Okapi knives are no longer produced in Germany; in 1988, Okapi South Africa (then trading as All Round Tooling) bought the trademark and tooling and began producing the Okapi line of knives in South Africa. The South African Okapi lockback knives are produced with carbon or stainless steel blades, with or without serrations. The most commonly found Okapi knives in Africa are made of resin impregnated wood (usually cherry) and the blades are made of 1055 carbon steel.

==Use==
Okapi knives are mainly used by working-class people due to being very affordable and, while crude in appearance, are robust knives. Use can range from harvesting crops, self-defense, hunting, fishing, or general knife duty.
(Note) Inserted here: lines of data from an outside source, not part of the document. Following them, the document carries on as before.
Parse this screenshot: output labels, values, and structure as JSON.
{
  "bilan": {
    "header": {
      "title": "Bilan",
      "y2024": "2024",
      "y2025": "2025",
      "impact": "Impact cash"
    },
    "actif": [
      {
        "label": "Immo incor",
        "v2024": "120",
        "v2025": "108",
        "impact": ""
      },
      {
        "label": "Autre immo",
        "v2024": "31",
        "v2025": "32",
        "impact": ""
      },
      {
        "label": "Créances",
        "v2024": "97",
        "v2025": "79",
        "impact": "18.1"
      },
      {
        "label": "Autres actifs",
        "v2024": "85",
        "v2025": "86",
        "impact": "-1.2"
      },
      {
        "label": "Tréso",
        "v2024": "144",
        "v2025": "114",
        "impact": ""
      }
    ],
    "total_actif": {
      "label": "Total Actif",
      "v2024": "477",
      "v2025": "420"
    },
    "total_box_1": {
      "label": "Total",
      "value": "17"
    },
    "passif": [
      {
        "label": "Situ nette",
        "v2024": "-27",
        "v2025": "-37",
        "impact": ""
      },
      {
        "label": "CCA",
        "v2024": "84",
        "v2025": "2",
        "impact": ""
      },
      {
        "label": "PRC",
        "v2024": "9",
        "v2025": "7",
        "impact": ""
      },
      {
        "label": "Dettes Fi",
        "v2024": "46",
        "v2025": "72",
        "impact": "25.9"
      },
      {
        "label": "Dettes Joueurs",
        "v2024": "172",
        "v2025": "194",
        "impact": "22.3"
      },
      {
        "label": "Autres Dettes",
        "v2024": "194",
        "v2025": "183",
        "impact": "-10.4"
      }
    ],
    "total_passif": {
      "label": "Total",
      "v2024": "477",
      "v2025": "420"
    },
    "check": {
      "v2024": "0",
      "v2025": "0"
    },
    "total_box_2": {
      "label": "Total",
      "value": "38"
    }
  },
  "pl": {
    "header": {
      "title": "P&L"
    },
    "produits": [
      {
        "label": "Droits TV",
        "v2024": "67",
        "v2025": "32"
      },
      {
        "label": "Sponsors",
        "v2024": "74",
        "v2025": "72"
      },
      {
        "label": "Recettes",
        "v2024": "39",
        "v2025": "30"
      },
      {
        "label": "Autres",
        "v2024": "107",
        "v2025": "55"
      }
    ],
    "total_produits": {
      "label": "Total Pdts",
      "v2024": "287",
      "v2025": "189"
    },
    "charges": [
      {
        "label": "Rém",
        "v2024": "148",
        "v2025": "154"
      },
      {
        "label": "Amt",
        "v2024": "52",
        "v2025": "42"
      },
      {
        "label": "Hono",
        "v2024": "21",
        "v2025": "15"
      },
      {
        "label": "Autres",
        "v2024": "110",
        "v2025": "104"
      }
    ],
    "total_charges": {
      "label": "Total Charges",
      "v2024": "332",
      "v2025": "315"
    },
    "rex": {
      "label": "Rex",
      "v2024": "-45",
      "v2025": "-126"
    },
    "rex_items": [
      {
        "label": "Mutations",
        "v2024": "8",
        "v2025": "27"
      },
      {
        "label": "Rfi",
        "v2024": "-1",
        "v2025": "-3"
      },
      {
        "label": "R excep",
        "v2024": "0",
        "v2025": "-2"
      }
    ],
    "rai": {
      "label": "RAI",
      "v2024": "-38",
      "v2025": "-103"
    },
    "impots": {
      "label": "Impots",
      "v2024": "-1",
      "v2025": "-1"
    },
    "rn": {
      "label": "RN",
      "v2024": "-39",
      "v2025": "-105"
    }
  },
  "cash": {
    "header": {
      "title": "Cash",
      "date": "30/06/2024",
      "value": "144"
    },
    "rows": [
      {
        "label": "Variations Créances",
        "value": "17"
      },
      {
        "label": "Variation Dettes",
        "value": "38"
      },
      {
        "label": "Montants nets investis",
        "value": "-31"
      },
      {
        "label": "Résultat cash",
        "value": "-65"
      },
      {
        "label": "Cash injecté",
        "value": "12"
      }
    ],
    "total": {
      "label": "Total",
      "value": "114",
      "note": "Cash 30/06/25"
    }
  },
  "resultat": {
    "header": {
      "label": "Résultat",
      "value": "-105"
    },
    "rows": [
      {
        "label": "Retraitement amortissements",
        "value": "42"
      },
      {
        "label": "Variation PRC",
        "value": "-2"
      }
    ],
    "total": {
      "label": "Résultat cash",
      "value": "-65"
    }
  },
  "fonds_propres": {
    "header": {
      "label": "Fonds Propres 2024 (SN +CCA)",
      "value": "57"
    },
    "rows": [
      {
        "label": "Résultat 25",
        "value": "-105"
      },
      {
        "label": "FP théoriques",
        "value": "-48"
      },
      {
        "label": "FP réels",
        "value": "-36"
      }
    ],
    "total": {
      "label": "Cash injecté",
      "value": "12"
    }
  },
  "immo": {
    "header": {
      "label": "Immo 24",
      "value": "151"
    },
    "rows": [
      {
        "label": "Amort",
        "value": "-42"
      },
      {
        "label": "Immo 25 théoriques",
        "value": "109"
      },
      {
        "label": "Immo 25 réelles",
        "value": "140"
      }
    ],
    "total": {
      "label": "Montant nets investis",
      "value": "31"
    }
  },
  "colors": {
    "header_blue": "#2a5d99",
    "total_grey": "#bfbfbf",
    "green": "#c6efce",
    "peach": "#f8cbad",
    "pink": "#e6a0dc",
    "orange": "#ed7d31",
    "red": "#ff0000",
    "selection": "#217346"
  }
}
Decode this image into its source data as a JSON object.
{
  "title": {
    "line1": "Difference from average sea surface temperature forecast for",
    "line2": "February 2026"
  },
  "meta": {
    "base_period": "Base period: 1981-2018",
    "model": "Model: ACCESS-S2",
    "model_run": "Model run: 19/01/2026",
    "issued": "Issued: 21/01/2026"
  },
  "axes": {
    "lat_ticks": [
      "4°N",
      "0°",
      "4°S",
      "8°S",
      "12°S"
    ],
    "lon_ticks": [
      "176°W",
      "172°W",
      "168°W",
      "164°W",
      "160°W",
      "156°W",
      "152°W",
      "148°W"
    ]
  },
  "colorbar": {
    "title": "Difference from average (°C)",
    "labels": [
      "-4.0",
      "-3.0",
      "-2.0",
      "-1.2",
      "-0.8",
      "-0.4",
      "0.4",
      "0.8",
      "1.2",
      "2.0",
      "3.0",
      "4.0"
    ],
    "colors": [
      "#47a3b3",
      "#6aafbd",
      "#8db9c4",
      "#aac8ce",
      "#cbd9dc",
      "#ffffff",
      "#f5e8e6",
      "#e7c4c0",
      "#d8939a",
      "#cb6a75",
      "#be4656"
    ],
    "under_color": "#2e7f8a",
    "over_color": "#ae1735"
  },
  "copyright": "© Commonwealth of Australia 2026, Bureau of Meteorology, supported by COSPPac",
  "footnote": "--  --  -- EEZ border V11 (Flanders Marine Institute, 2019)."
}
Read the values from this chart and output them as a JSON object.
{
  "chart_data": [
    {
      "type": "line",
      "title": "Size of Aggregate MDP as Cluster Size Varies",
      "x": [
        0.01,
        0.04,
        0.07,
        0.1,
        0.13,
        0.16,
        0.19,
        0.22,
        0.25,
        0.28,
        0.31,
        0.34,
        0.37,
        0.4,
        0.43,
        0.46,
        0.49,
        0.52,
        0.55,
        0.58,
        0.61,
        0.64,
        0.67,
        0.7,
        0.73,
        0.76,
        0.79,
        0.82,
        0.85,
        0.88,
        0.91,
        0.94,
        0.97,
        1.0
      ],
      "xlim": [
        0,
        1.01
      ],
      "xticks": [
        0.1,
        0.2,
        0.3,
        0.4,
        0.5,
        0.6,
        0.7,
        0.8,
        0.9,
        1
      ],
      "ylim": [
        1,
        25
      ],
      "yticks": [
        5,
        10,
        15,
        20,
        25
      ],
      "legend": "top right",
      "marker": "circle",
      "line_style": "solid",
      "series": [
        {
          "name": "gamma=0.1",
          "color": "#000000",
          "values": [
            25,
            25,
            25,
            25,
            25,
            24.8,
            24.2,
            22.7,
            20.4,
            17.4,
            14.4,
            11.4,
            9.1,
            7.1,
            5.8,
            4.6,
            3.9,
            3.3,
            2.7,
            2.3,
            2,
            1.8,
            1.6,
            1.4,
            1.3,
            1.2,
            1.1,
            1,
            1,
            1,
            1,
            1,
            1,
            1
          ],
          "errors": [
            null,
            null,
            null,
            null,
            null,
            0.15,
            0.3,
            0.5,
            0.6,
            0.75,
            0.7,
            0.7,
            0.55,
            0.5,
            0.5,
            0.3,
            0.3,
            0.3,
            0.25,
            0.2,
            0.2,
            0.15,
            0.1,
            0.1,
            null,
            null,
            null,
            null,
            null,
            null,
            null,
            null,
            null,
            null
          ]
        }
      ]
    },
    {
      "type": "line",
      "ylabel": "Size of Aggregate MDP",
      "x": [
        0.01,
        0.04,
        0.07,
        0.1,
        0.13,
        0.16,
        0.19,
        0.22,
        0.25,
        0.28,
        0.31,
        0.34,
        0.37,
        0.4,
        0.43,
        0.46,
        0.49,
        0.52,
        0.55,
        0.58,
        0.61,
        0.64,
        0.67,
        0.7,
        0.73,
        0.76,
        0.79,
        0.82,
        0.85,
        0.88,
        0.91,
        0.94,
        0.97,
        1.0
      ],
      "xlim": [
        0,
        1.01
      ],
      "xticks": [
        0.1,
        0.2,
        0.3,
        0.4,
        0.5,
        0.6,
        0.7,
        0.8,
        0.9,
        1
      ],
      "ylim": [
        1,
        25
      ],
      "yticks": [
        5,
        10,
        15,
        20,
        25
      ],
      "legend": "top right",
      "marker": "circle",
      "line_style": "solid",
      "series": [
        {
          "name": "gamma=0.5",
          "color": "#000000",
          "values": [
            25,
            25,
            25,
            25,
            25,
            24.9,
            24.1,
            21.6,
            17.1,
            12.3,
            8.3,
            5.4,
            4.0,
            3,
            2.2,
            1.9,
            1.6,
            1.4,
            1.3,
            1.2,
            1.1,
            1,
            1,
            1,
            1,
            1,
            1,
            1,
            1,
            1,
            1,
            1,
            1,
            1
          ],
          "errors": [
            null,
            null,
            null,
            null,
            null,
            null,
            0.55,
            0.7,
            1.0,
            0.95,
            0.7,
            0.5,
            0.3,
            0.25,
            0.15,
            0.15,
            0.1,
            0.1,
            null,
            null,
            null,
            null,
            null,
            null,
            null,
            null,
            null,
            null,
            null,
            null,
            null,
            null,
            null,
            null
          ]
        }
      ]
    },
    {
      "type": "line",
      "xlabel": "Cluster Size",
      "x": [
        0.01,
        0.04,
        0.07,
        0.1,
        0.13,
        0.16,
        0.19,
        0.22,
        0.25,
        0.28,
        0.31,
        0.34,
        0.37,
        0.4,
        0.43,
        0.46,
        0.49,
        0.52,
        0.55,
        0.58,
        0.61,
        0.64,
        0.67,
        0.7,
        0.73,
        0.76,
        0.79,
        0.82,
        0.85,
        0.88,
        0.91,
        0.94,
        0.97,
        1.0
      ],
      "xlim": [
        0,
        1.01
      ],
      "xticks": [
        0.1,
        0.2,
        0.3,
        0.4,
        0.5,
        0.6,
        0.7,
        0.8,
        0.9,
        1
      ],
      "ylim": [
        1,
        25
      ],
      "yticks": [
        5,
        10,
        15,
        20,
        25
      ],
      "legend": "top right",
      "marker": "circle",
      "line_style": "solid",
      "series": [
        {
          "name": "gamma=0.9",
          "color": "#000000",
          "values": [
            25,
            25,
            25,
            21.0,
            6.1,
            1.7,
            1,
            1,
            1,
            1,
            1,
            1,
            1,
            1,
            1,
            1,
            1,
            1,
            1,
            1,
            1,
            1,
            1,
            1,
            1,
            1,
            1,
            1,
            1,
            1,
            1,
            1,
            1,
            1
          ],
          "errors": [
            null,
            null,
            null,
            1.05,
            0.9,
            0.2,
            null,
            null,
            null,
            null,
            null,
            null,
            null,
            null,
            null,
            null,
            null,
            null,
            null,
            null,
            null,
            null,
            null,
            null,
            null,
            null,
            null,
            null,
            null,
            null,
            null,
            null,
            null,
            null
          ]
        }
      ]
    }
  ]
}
Okapi knives are very popular in Southern Africa, but have a rather nefarious reputation as they are associated with criminals and street gangs. Due to the use of Okapis by criminals they have been nicknamed "the Saturday night special" of knives. In Jamaica, they are both a tool and one of the more favored of the "ratchet knives" carried by rude boys and are also known as the "3 star ratchet." Keith Richards of the Rolling Stones was known to carry for years a large Okapi lockback he was given in Jamaica.